The Swamp Buggy, also called the Mean Machine
Wednesday, October 3, 1979—took the buggy down to Gunsight Mountain Trail (about 25 miles). Henry went with me. The trail there goes over Ballenger Pass. He had some guys mining back on Alfred Creek and when they were moving equipment out, his Cat broke apart in the rear end. They had to leave it behind.
We are going in to pull his Cat out over the mountain and across a swamp to get it to the highway. Everything went well. Where the sun hadn’t been shining, the trail was frozen and icy, but I had chained up all four tires on the swamp buggy and it pulled this small Cat up the mountain.
When we got down to the swamp, I really put the pedal down on the swamp buggy. Henry was riding the Cat back behind me, steering and trying to keep it in the trail, mud flying. It was quite a ride for him. We got through the swamp and down a steep hill to an old lodge where we had a trailer parked. We planned to load the Cat on it. We had chains and load binders with us. We worked the load binders one after the other, one length of chain at a time. It took us a long time—and was hard work.
Henry and I were really tired by the time we got that Cat loaded and back to his lodge at Nelchina. (The next day, we were stiff and sore.) I did a few odd jobs around here at the lodge.
Old Man Creek at Little Nelchina
Sunday, September 30, 1979—got the Cat track on and went down the river. Saw a caribou hanging on a meat pole where some hunters had their camp during caribou season. We stopped there and Tim goes over and sniffs the meat and sure enough, it has spoiled. There was a sign posted there saying to take the meat if you want it, but of course, no one would want to eat that.
We went on down the river, and just around the bend, near an old cabin, I had to clean the carburetor on the Cat pony motor before it would start.

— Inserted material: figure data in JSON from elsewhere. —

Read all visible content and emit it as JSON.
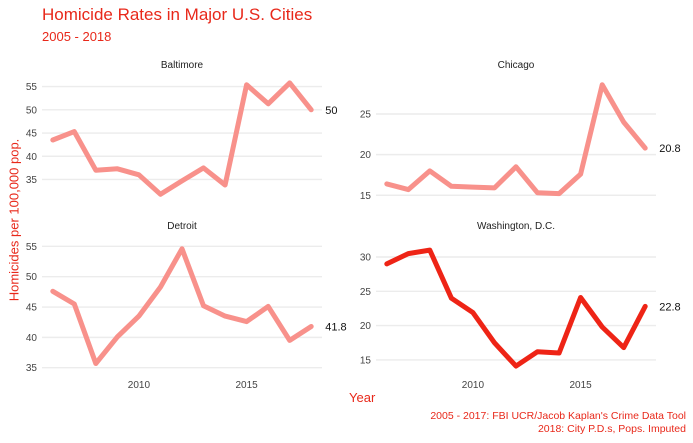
{
  "chart_data": {
    "type": "line",
    "title": "Homicide Rates in Major U.S. Cities",
    "subtitle": "2005 - 2018",
    "xlabel": "Year",
    "ylabel": "Homicides per 100,000 pop.",
    "caption": [
      "2005 - 2017: FBI UCR/Jacob Kaplan's Crime Data Tool",
      "2018: City P.D.s, Pops. Imputed"
    ],
    "grid": "horizontal",
    "xlim": [
      2005.5,
      2018.5
    ],
    "panels": [
      {
        "name": "Baltimore",
        "color": "#f8918b",
        "ylim": [
          29.5,
          57.5
        ],
        "yticks": [
          35,
          40,
          45,
          50,
          55
        ],
        "xticks": [],
        "end_label": "50",
        "x": [
          2006,
          2007,
          2008,
          2009,
          2010,
          2011,
          2012,
          2013,
          2014,
          2015,
          2016,
          2017,
          2018
        ],
        "y": [
          43.5,
          45.3,
          37.0,
          37.3,
          36.0,
          31.8,
          34.7,
          37.5,
          33.8,
          55.4,
          51.3,
          55.8,
          50.0
        ]
      },
      {
        "name": "Chicago",
        "color": "#f8918b",
        "ylim": [
          13.8,
          29.8
        ],
        "yticks": [
          15,
          20,
          25
        ],
        "xticks": [],
        "end_label": "20.8",
        "x": [
          2006,
          2007,
          2008,
          2009,
          2010,
          2011,
          2012,
          2013,
          2014,
          2015,
          2016,
          2017,
          2018
        ],
        "y": [
          16.4,
          15.7,
          18.0,
          16.1,
          16.0,
          15.9,
          18.5,
          15.3,
          15.2,
          17.6,
          28.6,
          24.0,
          20.8
        ]
      },
      {
        "name": "Detroit",
        "color": "#f8918b",
        "ylim": [
          33.8,
          57.2
        ],
        "yticks": [
          35,
          40,
          45,
          50,
          55
        ],
        "xticks": [
          2010,
          2015
        ],
        "end_label": "41.8",
        "x": [
          2006,
          2007,
          2008,
          2009,
          2010,
          2011,
          2012,
          2013,
          2014,
          2015,
          2016,
          2017,
          2018
        ],
        "y": [
          47.6,
          45.5,
          35.7,
          40.1,
          43.5,
          48.3,
          54.6,
          45.2,
          43.5,
          42.6,
          45.1,
          39.5,
          41.8
        ]
      },
      {
        "name": "Washington, D.C.",
        "color": "#ee2416",
        "ylim": [
          12.8,
          33.5
        ],
        "yticks": [
          15,
          20,
          25,
          30
        ],
        "xticks": [
          2010,
          2015
        ],
        "end_label": "22.8",
        "x": [
          2006,
          2007,
          2008,
          2009,
          2010,
          2011,
          2012,
          2013,
          2014,
          2015,
          2016,
          2017,
          2018
        ],
        "y": [
          29.0,
          30.5,
          31.0,
          24.0,
          21.9,
          17.5,
          14.1,
          16.2,
          16.0,
          24.1,
          19.8,
          16.8,
          22.8
        ]
      }
    ]
  }
}
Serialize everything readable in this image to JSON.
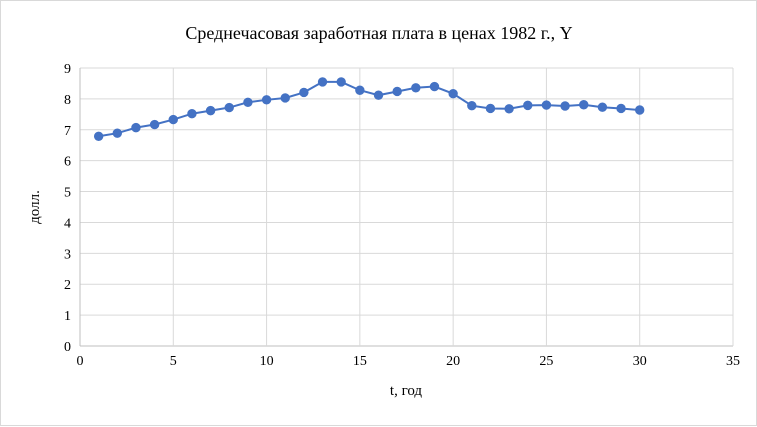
{
  "chart_data": {
    "type": "scatter",
    "title": "Среднечасовая заработная плата в ценах 1982 г., Y",
    "xlabel": "t, год",
    "ylabel": "долл.",
    "xlim": [
      0,
      35
    ],
    "ylim": [
      0,
      9
    ],
    "xticks": [
      0,
      5,
      10,
      15,
      20,
      25,
      30,
      35
    ],
    "yticks": [
      0,
      1,
      2,
      3,
      4,
      5,
      6,
      7,
      8,
      9
    ],
    "grid": true,
    "lines": true,
    "series": [
      {
        "x": [
          1,
          2,
          3,
          4,
          5,
          6,
          7,
          8,
          9,
          10,
          11,
          12,
          13,
          14,
          15,
          16,
          17,
          18,
          19,
          20,
          21,
          22,
          23,
          24,
          25,
          26,
          27,
          28,
          29,
          30
        ],
        "values": [
          6.79,
          6.89,
          7.07,
          7.17,
          7.33,
          7.52,
          7.62,
          7.72,
          7.89,
          7.97,
          8.03,
          8.21,
          8.55,
          8.55,
          8.28,
          8.12,
          8.24,
          8.36,
          8.4,
          8.17,
          7.78,
          7.69,
          7.68,
          7.79,
          7.8,
          7.77,
          7.81,
          7.73,
          7.69,
          7.64
        ]
      }
    ],
    "colors": {
      "series": "#4472c4",
      "grid": "#d9d9d9",
      "axis": "#bfbfbf"
    }
  }
}
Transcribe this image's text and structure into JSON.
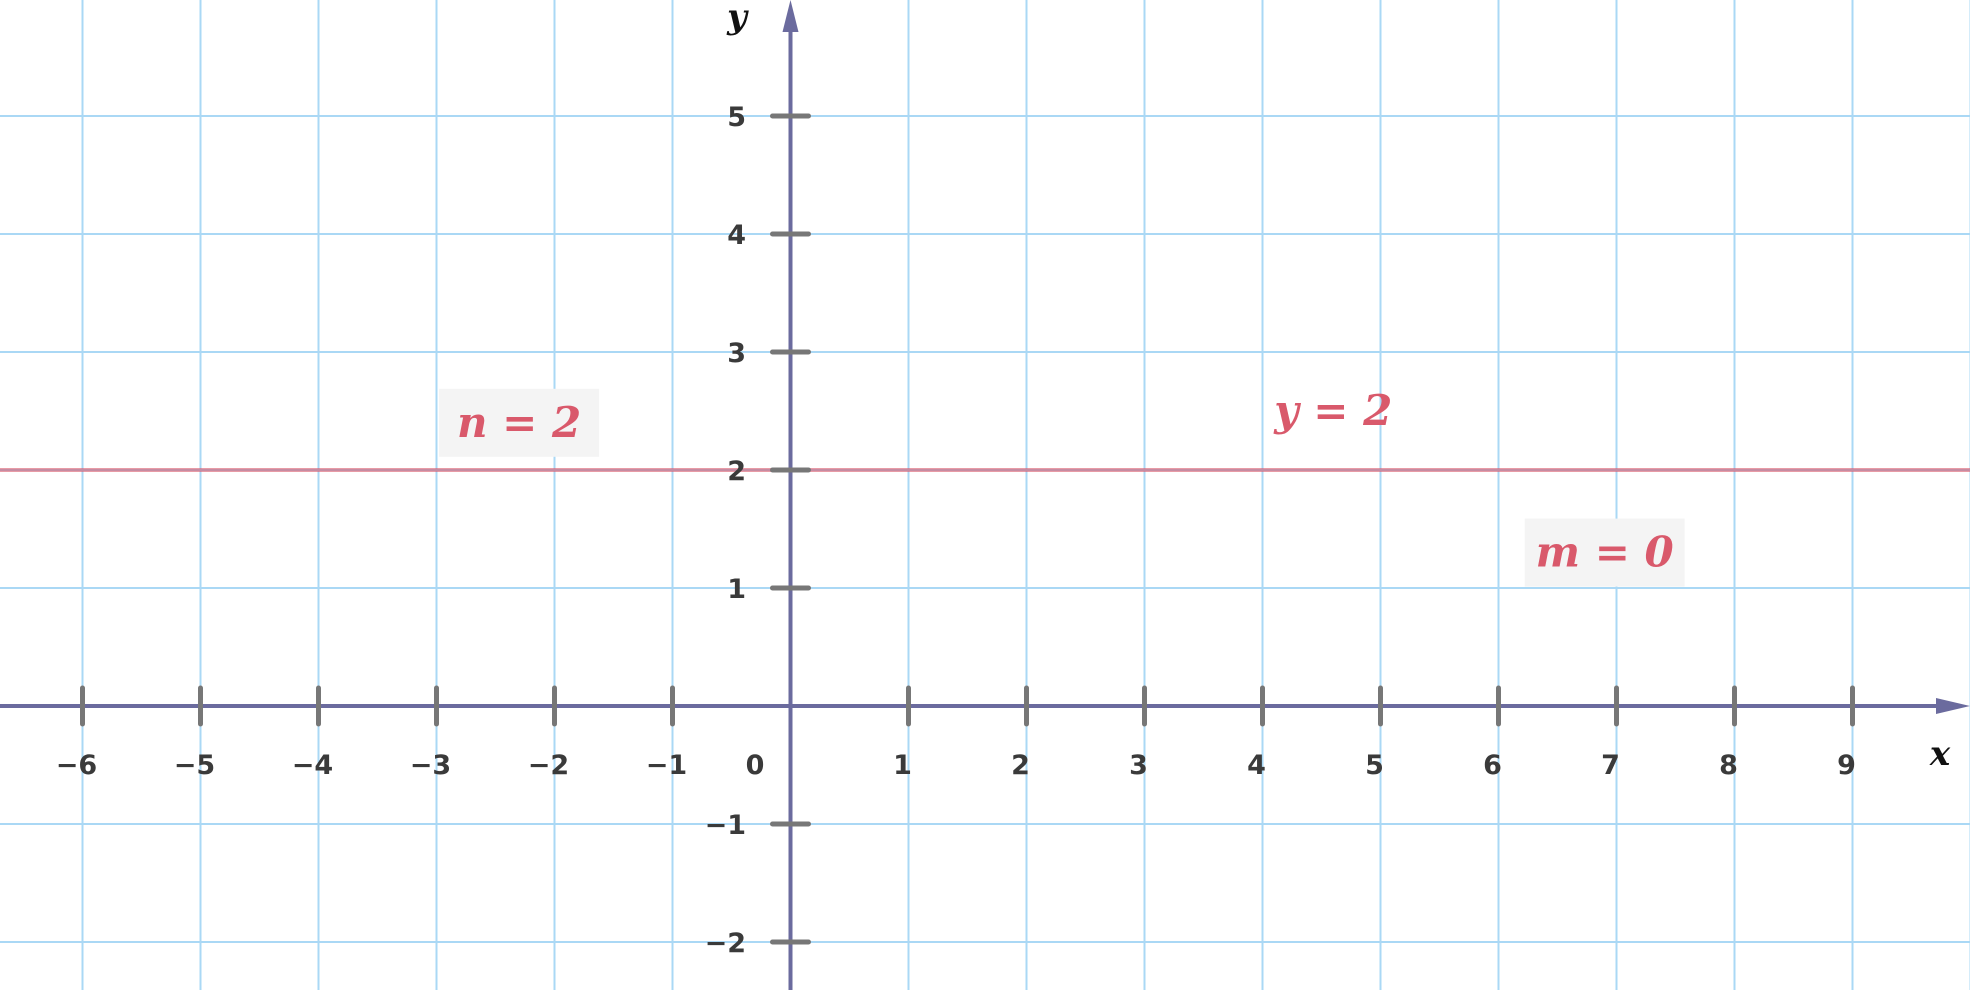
{
  "chart_data": {
    "type": "line",
    "xlabel": "x",
    "ylabel": "y",
    "xlim": [
      -6.7,
      10
    ],
    "ylim": [
      -2.4,
      6
    ],
    "x_ticks": [
      -6,
      -5,
      -4,
      -3,
      -2,
      -1,
      1,
      2,
      3,
      4,
      5,
      6,
      7,
      8,
      9
    ],
    "y_ticks": [
      -2,
      -1,
      1,
      2,
      3,
      4,
      5
    ],
    "origin_label": "0",
    "grid": true,
    "series": [
      {
        "equation": "y = 2",
        "slope": 0,
        "intercept": 2,
        "color": "#d9596b"
      }
    ],
    "annotations": [
      {
        "text_var": "n",
        "text_value": "2",
        "x": -2.3,
        "y": 2.4
      },
      {
        "text_var": "y",
        "text_value": "2",
        "x": 4.6,
        "y": 2.5
      },
      {
        "text_var": "m",
        "text_value": "0",
        "x": 6.9,
        "y": 1.3
      }
    ],
    "colors": {
      "grid": "#aad8f5",
      "axis": "#6b6b9e",
      "tick": "#777777",
      "line": "#d9596b",
      "label_bg": "#f4f4f4"
    }
  }
}
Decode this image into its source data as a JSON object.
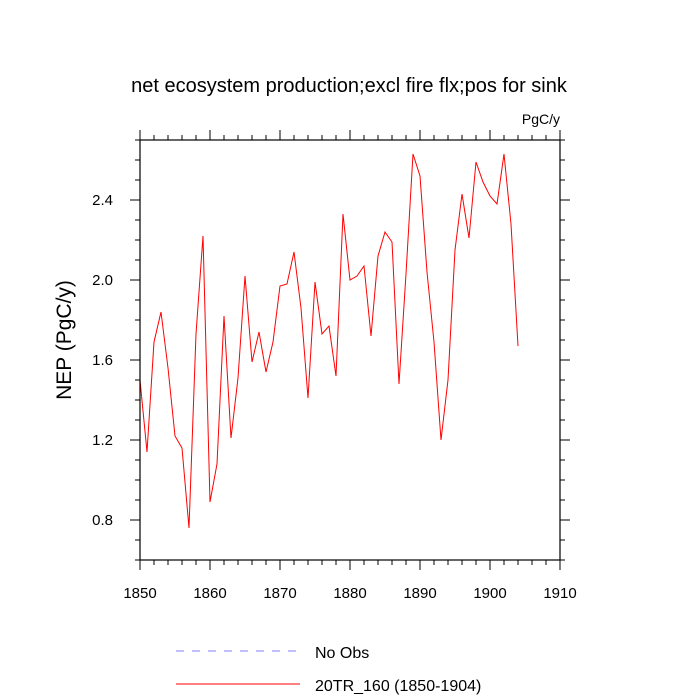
{
  "chart_data": {
    "type": "line",
    "title": "net ecosystem production;excl fire flx;pos for sink",
    "units": "PgC/y",
    "ylabel": "NEP  (PgC/y)",
    "xlabel": "",
    "xlim": [
      1850,
      1910
    ],
    "ylim": [
      0.6,
      2.7
    ],
    "xticks": [
      1850,
      1860,
      1870,
      1880,
      1890,
      1900,
      1910
    ],
    "yticks": [
      0.8,
      1.2,
      1.6,
      2.0,
      2.4
    ],
    "xtick_labels": [
      "1850",
      "1860",
      "1870",
      "1880",
      "1890",
      "1900",
      "1910"
    ],
    "ytick_labels": [
      "0.8",
      "1.2",
      "1.6",
      "2.0",
      "2.4"
    ],
    "legend_position": "bottom-center",
    "series": [
      {
        "name": "No Obs",
        "color": "#8080ff",
        "style": "dashed",
        "x": [],
        "values": []
      },
      {
        "name": "20TR_160 (1850-1904)",
        "color": "#ff0000",
        "style": "solid",
        "x": [
          1850,
          1851,
          1852,
          1853,
          1854,
          1855,
          1856,
          1857,
          1858,
          1859,
          1860,
          1861,
          1862,
          1863,
          1864,
          1865,
          1866,
          1867,
          1868,
          1869,
          1870,
          1871,
          1872,
          1873,
          1874,
          1875,
          1876,
          1877,
          1878,
          1879,
          1880,
          1881,
          1882,
          1883,
          1884,
          1885,
          1886,
          1887,
          1888,
          1889,
          1890,
          1891,
          1892,
          1893,
          1894,
          1895,
          1896,
          1897,
          1898,
          1899,
          1900,
          1901,
          1902,
          1903,
          1904
        ],
        "values": [
          1.5,
          1.14,
          1.69,
          1.84,
          1.56,
          1.22,
          1.16,
          0.76,
          1.73,
          2.22,
          0.89,
          1.08,
          1.82,
          1.21,
          1.51,
          2.02,
          1.59,
          1.74,
          1.54,
          1.69,
          1.97,
          1.98,
          2.14,
          1.86,
          1.41,
          1.99,
          1.73,
          1.77,
          1.52,
          2.33,
          2.0,
          2.02,
          2.07,
          1.72,
          2.12,
          2.24,
          2.19,
          1.48,
          2.03,
          2.63,
          2.52,
          2.04,
          1.69,
          1.2,
          1.5,
          2.15,
          2.43,
          2.21,
          2.59,
          2.49,
          2.42,
          2.38,
          2.63,
          2.28,
          1.67
        ]
      }
    ]
  }
}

At lunch, where Old Man Creek comes into the Little Nelchina River, we stopped near a campground at the highway that goes to Nelchina Lodge. Henry and Ken get there a few minutes later. Henry’s been working up on a gold claim in the Yukon and he’s brought home mastodon tusks and bones from the Yukon.
When we got to the highway, Ken loaded the Cat on the trailer and Tim drove the swamp buggy. We got the Cat up on the trailer and we were going down the highway when a state trooper pulled us over. He looked the whole outfit over and turned to us and asked whose outfit this was. I told him it was mine and he said, “I could fill out several tickets with everything I see that is wrong here.” We asked him what we should be doing differently and he said, “Mud flaps on the trailer—you don’t have mud flaps and the floor of that trailer is not in very good shape.” I told him the Cat had busted the planks in the trailer and we’re just coming out from the back country and I hadn’t had a chance to replace the mud flaps that had gotten torn off traveling. He kind of accepted that, and this conversation went on over different things for a while and finally he told us, “Well, you can go on now.”
We got to Nelchina—glad this trip was over.